After lunch we played them the iDVD of Jonathan and Marianne, and spent an hour watching some of my father's ciné film from when David and I were small children.

Alison aged 3 and David aged 18 months or so, playing in the garden of our grandparents' house in Winchester

This still, for example, is from the summer of 1968

The films have been in a shoebox in a cupboard in Lincolnshire for years. This still is from iMovie. It's not that the quality's brilliant; it's just amazing that it's possible at all. I fear I had to drop back to the PC to tart up the piccie in Photoshop. I couldn't spot the crop in Appleworks (though surely there must be one?), and I wanted to clone out the desperately irritating dead pixel in the CCD of my DV camera.

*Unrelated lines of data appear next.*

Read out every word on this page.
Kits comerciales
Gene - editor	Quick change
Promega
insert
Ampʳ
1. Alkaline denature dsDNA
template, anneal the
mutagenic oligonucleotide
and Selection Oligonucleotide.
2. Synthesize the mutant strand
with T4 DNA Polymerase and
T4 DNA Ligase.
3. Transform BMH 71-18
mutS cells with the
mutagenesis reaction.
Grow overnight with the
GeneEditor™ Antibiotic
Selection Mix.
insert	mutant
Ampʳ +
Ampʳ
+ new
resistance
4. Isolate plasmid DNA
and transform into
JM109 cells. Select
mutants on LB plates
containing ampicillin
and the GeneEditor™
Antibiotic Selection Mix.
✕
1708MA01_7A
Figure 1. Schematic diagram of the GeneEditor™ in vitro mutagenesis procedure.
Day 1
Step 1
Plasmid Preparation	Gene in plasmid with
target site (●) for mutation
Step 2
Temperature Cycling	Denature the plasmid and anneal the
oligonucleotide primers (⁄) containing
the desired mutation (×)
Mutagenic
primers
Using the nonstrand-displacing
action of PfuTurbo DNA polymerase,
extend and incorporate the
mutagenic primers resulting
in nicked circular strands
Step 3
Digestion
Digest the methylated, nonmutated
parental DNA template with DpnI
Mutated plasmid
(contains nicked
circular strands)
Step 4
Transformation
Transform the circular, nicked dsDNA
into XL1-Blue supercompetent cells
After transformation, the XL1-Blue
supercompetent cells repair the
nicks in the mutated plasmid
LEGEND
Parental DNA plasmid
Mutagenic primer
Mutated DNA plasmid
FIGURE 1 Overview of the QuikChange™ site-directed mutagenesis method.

The creative side of things continues to amaze and astound me. But I am still no closer to any of the following: attaching a printer to this machine, finding a news client that I believe I can live with, picking up my e-mail from this machine, or doing any graphics manipulation. The upshot is that I play with this machine, but the hard graft this weekend has been producing a flyer for <plokta.con>, printing 400 copies, and producing the 2002 TAFF ballots -- I've yet to print a few hundred of those. And all these things were done on the PC.